Agreed up to a point with you, Grumpy Old Sod, particularly on Western efforts to pressure Russia by absorbing the former Soviet satellites into the EU and NATO and push these institutions ever further east, despite Bush the Elder’s promise to Gorbachev that the U.S. wouldn’t support such a move in response to the U.S.S.R. pulling out of Eastern Europe in the early 90s. It’s hardly surprising the Russians are pissed off by that. Can’t agree on Maidan though. While the far right were clearly involved and I wouldn’t be the least surprised if it turns out the West had a surreptitious hand in things, those on the ground witnessed a more spontaneous movement than the one you describe. The London Review of Books has run some excellent articles recently on the situation and it’s more nuanced than you make out (Not sure if these are pay-walled. Some LRB articles are and some aren’t.) The following is from James Meek, 20/3/14 (Vol. 36, No. 6):
“It wasn’t the decision by Yanukovich, on 21 November, to back away from a deal for closer ties with the European Union that brought about the Ukrainian revolution. That merely set off demonstrations; a small-scale attack by protesters on the government on 24 November was easily beaten off by police firing tear gas. The catalyst for something more momentous was a series of video clips of an incident six days later, when the authorities made a heavy-handed attempt, in the small hours of a Saturday morning, to empty the square of a peaceful, unarmed crowd, many of them students hanging out to discuss the situation. Hundreds of riot police went in with batons, laying about them and shedding blood. Later the authorities said they had to clear the area to put up Kiev’s New Year tree. The images of police brutality accompanied by the screams of terrified protesters flashed around the country, and brought thousands of people in coaches from Lviv, the centre of Ukrainian nationalism in the west, and a hundred thousand or more Kievans onto the streets of the capital.”

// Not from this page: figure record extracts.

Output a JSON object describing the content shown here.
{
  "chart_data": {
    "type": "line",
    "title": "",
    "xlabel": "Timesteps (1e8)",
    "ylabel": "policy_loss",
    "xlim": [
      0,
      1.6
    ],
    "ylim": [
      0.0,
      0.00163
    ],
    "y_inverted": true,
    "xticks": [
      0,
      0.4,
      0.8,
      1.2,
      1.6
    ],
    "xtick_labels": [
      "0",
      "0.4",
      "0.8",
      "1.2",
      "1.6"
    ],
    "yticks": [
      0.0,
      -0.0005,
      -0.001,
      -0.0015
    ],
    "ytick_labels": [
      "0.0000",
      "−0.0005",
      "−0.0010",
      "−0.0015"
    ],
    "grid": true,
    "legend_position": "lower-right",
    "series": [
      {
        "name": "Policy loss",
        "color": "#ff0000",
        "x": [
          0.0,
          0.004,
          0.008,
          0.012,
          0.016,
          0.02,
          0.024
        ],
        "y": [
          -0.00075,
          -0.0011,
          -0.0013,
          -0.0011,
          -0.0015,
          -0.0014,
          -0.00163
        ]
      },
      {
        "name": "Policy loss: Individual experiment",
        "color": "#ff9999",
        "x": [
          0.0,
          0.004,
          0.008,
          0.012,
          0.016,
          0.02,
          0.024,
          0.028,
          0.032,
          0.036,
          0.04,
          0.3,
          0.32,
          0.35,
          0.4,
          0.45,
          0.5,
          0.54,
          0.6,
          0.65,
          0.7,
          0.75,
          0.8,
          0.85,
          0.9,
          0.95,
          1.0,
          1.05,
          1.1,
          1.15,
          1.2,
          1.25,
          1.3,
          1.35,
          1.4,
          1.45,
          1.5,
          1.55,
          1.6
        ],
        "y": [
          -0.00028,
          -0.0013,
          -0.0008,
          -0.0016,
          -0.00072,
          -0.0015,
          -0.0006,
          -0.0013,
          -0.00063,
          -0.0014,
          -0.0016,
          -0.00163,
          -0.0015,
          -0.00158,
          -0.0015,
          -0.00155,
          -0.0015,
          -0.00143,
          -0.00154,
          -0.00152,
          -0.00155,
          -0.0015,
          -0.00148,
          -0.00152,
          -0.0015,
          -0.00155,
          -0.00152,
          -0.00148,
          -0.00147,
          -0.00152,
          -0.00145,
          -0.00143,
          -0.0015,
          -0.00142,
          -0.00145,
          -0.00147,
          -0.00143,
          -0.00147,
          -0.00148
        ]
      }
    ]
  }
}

The article goes on to make the case that, more than anything, the Ukrainian people were fed up with the corruption of the Yanukovich regime (which is not to say they’ll get any more joy from the current lot!):
“Corruption. Not Bandera, not Russia, not Europe – corruption.”
http://www.lrb.co.uk/v36/n06/james-meek/putins-counter-revolution
Again on “the tide of events” being with Putin, this from Tony Wood, 22/5/14 (Vol. 36, No. 10):
“One of the most striking features of the pro-Russian movements in eastern Ukraine, in fact, has been the institutional vacuum in which they have operated. In the absence of recognisable political parties that might channel their demands – but also defang them – the rough-and-ready methods of popular assemblies have taken hold; hence, too, the improvised character of the 11 May referendums. Whatever their level of support in Ukraine, these movements, combining nationalist appeals to Russian ethnicity and tradition with rebellious impulses to self-organisation, set an example Putin has no more desire to see emulated in Russia than he did the Maidan.”
http://www.lrb.co.uk/2014/05/12/tony-wood/lurching-towards-civil-war
Is there an even vaguely likely possibility that this nationalistic”demostrating”could backfire deeper in Russia by escalating anti-Russian sentiments into action in places like Chechnya?
It’s encouraging to hear that the pro-russian militias are having trouble recruiting.